Özetle, evrişimli yön ve çıktı şekli önemlidir!

görüntü açıklamasını buraya girin

↑↑↑↑↑ 1B Konvolüsyonlar - Temel ↑↑↑↑↑

  • dönüşümü hesaplamak için yalnızca 1 yönlü (zaman ekseni)
  • giriş = [W], filtre = [k], çıktı = [W]
  • örn) giriş = [1,1,1,1,1], filtre = [0.25,0.5,0.25], çıktı = [1,1,1,1,1]
  • çıktı şekli 1D dizidir
  • örnek) grafik yumuşatma

tf.nn.conv1d kodu Oyuncak Örneği

import tensorflow as tf
import numpy as np

sess = tf.Session()

ones_1d = np.ones(5)
weight_1d = np.ones(3)
strides_1d = 1

in_1d = tf.constant(ones_1d, dtype=tf.float32)
filter_1d = tf.constant(weight_1d, dtype=tf.float32)

in_width = int(in_1d.shape[0])
filter_width = int(filter_1d.shape[0])

input_1d   = tf.reshape(in_1d, [1, in_width, 1])
kernel_1d = tf.reshape(filter_1d, [filter_width, 1, 1])
output_1d = tf.squeeze(tf.nn.conv1d(input_1d, kernel_1d, strides_1d, padding='SAME'))
print sess.run(output_1d)

görüntü açıklamasını buraya girin

↑↑↑↑↑ 2D Evrişimler - Temel ↑↑↑↑↑

  • 2- yönlü (x, y) dönüşümü hesaplamak için
  • çıktı şekli 2D Matristir
  • giriş = [G, Y], filtre = [k, k] çıkış = [G, Y]
  • örnek) Sobel Egde Fllter

tf.nn.conv2d - Oyuncak Örneği

ones_2d = np.ones((5,5))
weight_2d = np.ones((3,3))
strides_2d = [1, 1, 1, 1]

in_2d = tf.constant(ones_2d, dtype=tf.float32)
filter_2d = tf.constant(weight_2d, dtype=tf.float32)

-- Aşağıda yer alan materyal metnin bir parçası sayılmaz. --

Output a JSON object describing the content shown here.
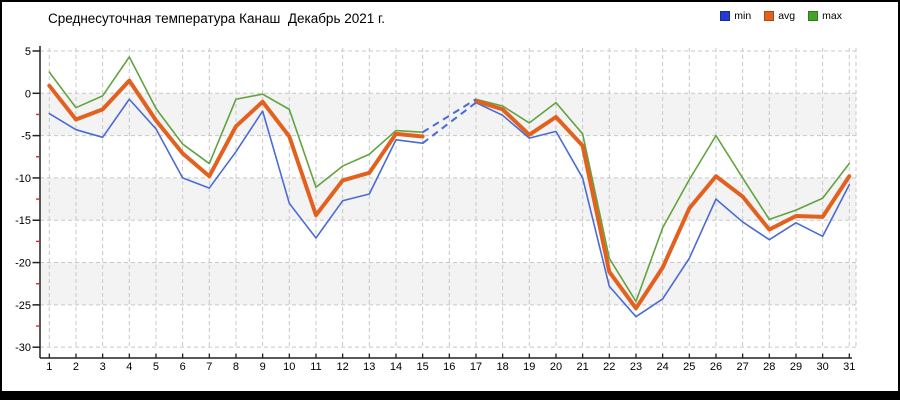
{
  "title": "Среднесуточная температура Канаш  Декабрь 2021 г.",
  "legend": {
    "items": [
      {
        "label": "min",
        "color": "#2538cf"
      },
      {
        "label": "avg",
        "color": "#e2611f"
      },
      {
        "label": "max",
        "color": "#44a32a"
      }
    ]
  },
  "chart_data": {
    "type": "line",
    "title": "Среднесуточная температура Канаш  Декабрь 2021 г.",
    "xlabel": "",
    "ylabel": "",
    "x": [
      1,
      2,
      3,
      4,
      5,
      6,
      7,
      8,
      9,
      10,
      11,
      12,
      13,
      14,
      15,
      16,
      17,
      18,
      19,
      20,
      21,
      22,
      23,
      24,
      25,
      26,
      27,
      28,
      29,
      30,
      31
    ],
    "ylim": [
      -30,
      5
    ],
    "yticks": [
      5,
      0,
      -5,
      -10,
      -15,
      -20,
      -25,
      -30
    ],
    "y_minor_ticks": [
      -2.5,
      -7.5,
      -12.5,
      -17.5,
      -22.5,
      -27.5
    ],
    "missing_days": [
      16
    ],
    "gap_segment": {
      "from_day": 15,
      "to_day": 17,
      "style": "dashed",
      "color": "#4a6bd5"
    },
    "band_ranges": [
      [
        0,
        -5
      ],
      [
        -10,
        -15
      ],
      [
        -20,
        -25
      ]
    ],
    "series": [
      {
        "name": "min",
        "color": "#4a6bd5",
        "width": 1.6,
        "values": [
          -2.4,
          -4.3,
          -5.2,
          -0.7,
          -4.2,
          -10,
          -11.2,
          -6.9,
          -2.1,
          -13,
          -17.1,
          -12.7,
          -11.9,
          -5.5,
          -5.9,
          null,
          -1.1,
          -2.6,
          -5.3,
          -4.5,
          -10,
          -22.8,
          -26.4,
          -24.3,
          -19.5,
          -12.5,
          -15.2,
          -17.3,
          -15.3,
          -16.9,
          -10.8
        ]
      },
      {
        "name": "avg",
        "color": "#e2611f",
        "width": 4,
        "values": [
          0.9,
          -3.1,
          -1.9,
          1.5,
          -3.2,
          -7.1,
          -9.8,
          -3.9,
          -1,
          -5.1,
          -14.4,
          -10.3,
          -9.4,
          -4.8,
          -5.1,
          null,
          -0.9,
          -1.9,
          -4.9,
          -2.8,
          -6.2,
          -21.1,
          -25.4,
          -20.6,
          -13.6,
          -9.8,
          -12.2,
          -16.1,
          -14.5,
          -14.6,
          -9.8
        ]
      },
      {
        "name": "max",
        "color": "#62a33e",
        "width": 1.6,
        "values": [
          2.5,
          -1.7,
          -0.3,
          4.3,
          -1.8,
          -6,
          -8.3,
          -0.7,
          -0.1,
          -1.9,
          -11.1,
          -8.6,
          -7.2,
          -4.4,
          -4.6,
          null,
          -0.7,
          -1.5,
          -3.5,
          -1.1,
          -4.8,
          -19.5,
          -24.6,
          -15.9,
          -10.2,
          -5,
          -10,
          -14.9,
          -13.8,
          -12.4,
          -8.3
        ]
      }
    ],
    "legend_position": "top-right",
    "grid": true
  },
  "colors": {
    "background": "#ffffff",
    "band": "#f3f3f3",
    "grid": "#c8c8c8",
    "axis": "#222222",
    "minor_tick": "#c03030",
    "text": "#000000",
    "border": "#000000"
  }
}
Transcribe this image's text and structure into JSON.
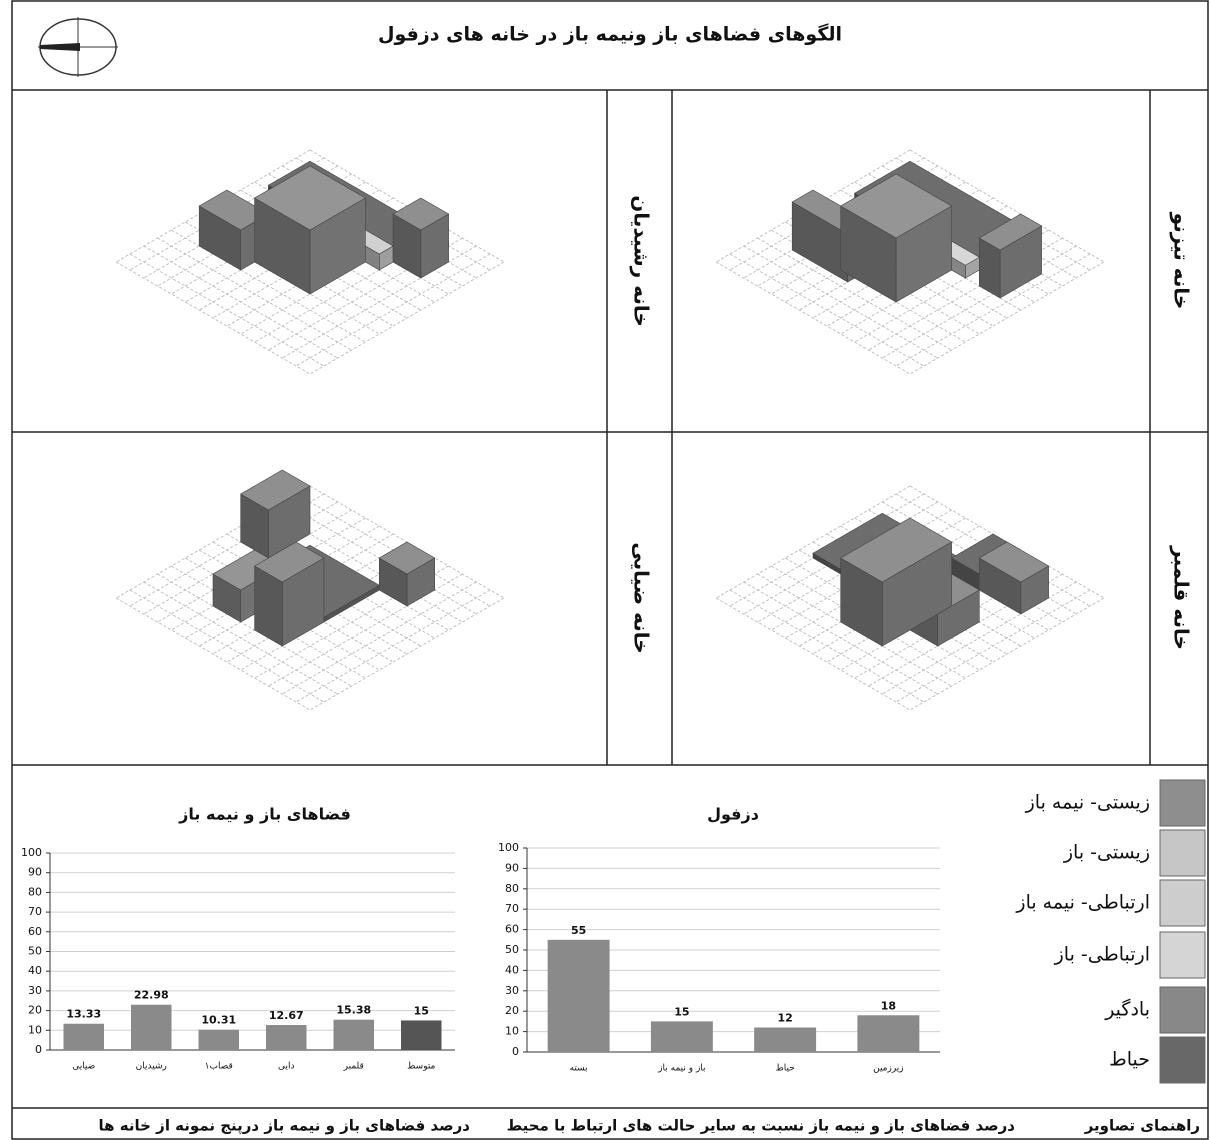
{
  "title": "الگوهای فضاهای باز ونیمه باز در خانه های دزفول",
  "houses": [
    "خانه رشیدیان",
    "خانه تیزنو",
    "خانه ضیایی",
    "خانه قلمبر"
  ],
  "legend": [
    {
      "label": "زیستی- نیمه باز",
      "color": "#8e8e8e"
    },
    {
      "label": "زیستی- باز",
      "color": "#c6c6c6"
    },
    {
      "label": "ارتباطی- نیمه باز",
      "color": "#cdcdcd"
    },
    {
      "label": "ارتباطی- باز",
      "color": "#d5d5d5"
    },
    {
      "label": "بادگیر",
      "color": "#888888"
    },
    {
      "label": "حیاط",
      "color": "#686868"
    }
  ],
  "chart_data": [
    {
      "type": "bar",
      "title": "دزفول",
      "categories": [
        "بسته",
        "باز و نیمه باز",
        "حیاط",
        "زیرزمین"
      ],
      "values": [
        55,
        15,
        12,
        18
      ],
      "color": "#8a8a8a",
      "ylim": [
        0,
        100
      ],
      "yticks": [
        0,
        10,
        20,
        30,
        40,
        50,
        60,
        70,
        80,
        90,
        100
      ],
      "grid": true
    },
    {
      "type": "bar",
      "title": "فضاهای باز و نیمه باز",
      "categories": [
        "ضیایی",
        "رشیدیان",
        "قصاب۱",
        "دایی",
        "قلمبر",
        "متوسط"
      ],
      "values": [
        13.33,
        22.98,
        10.31,
        12.67,
        15.38,
        15
      ],
      "colors": [
        "#8a8a8a",
        "#8a8a8a",
        "#8a8a8a",
        "#8a8a8a",
        "#8a8a8a",
        "#555555"
      ],
      "ylim": [
        0,
        100
      ],
      "yticks": [
        0,
        10,
        20,
        30,
        40,
        50,
        60,
        70,
        80,
        90,
        100
      ],
      "grid": true
    }
  ],
  "captions": [
    "راهنمای تصاویر",
    "درصد فضاهای باز و نیمه باز نسبت به سایر حالت های ارتباط با محیط",
    "درصد فضاهای باز و نیمه باز درپنج نمونه از خانه ها"
  ]
}
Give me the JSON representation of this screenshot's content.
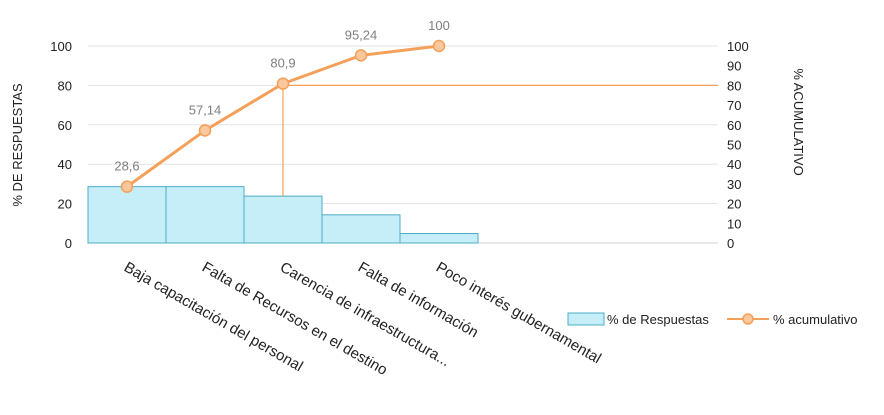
{
  "chart_data": {
    "type": "bar",
    "categories": [
      "Baja capacitación del personal",
      "Falta de Recursos en el destino",
      "Carencia de infraestructura...",
      "Falta de información",
      "Poco interés gubernamental"
    ],
    "series": [
      {
        "name": "% de Respuestas",
        "type": "bar",
        "axis": "left",
        "values": [
          28.6,
          28.6,
          23.8,
          14.3,
          4.8
        ],
        "color": "#c6eef9",
        "stroke": "#4bacc6"
      },
      {
        "name": "% acumulativo",
        "type": "line",
        "axis": "right",
        "values": [
          28.6,
          57.14,
          80.9,
          95.24,
          100
        ],
        "labels": [
          "28,6",
          "57,14",
          "80,9",
          "95,24",
          "100"
        ],
        "color": "#f5a05a",
        "marker_fill": "#fbc79d"
      }
    ],
    "ylabel": "% DE RESPUESTAS",
    "y2label": "% ACUMULATIVO",
    "ylim": [
      0,
      100
    ],
    "y2lim": [
      0,
      100
    ],
    "yticks": [
      "0",
      "20",
      "40",
      "60",
      "80",
      "100"
    ],
    "y2ticks": [
      "0",
      "10",
      "20",
      "30",
      "40",
      "50",
      "60",
      "70",
      "80",
      "90",
      "100"
    ],
    "reference_value": 80,
    "grid": true,
    "legend_position": "bottom-right"
  }
}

in_width = int(in_2d.shape[0])
in_height = int(in_2d.shape[1])

filter_width = int(filter_2d.shape[0])
filter_height = int(filter_2d.shape[1])

input_2d   = tf.reshape(in_2d, [1, in_height, in_width, 1])
kernel_2d = tf.reshape(filter_2d, [filter_height, filter_width, 1, 1])

output_2d = tf.squeeze(tf.nn.conv2d(input_2d, kernel_2d, strides=strides_2d, padding='SAME'))
print sess.run(output_2d)

görüntü açıklamasını buraya girin

↑↑↑↑↑ 3D Dönüşümler - Temel ↑↑↑↑↑

  • 3- yön (x, y, z) konv hesaplamak için
  • çıktı şekli 3B Hacimdir
  • giriş = [G, Y, U ], filtre = [k, k, d ] çıktı = [G, Y, M]
  • d <L önemlidir! hacim çıkışı yapmak için
  • örnek) C3D

tf.nn.conv3d - Oyuncak Örneği

ones_3d = np.ones((5,5,5))
weight_3d = np.ones((3,3,3))
strides_3d = [1, 1, 1, 1, 1]

in_3d = tf.constant(ones_3d, dtype=tf.float32)
filter_3d = tf.constant(weight_3d, dtype=tf.float32)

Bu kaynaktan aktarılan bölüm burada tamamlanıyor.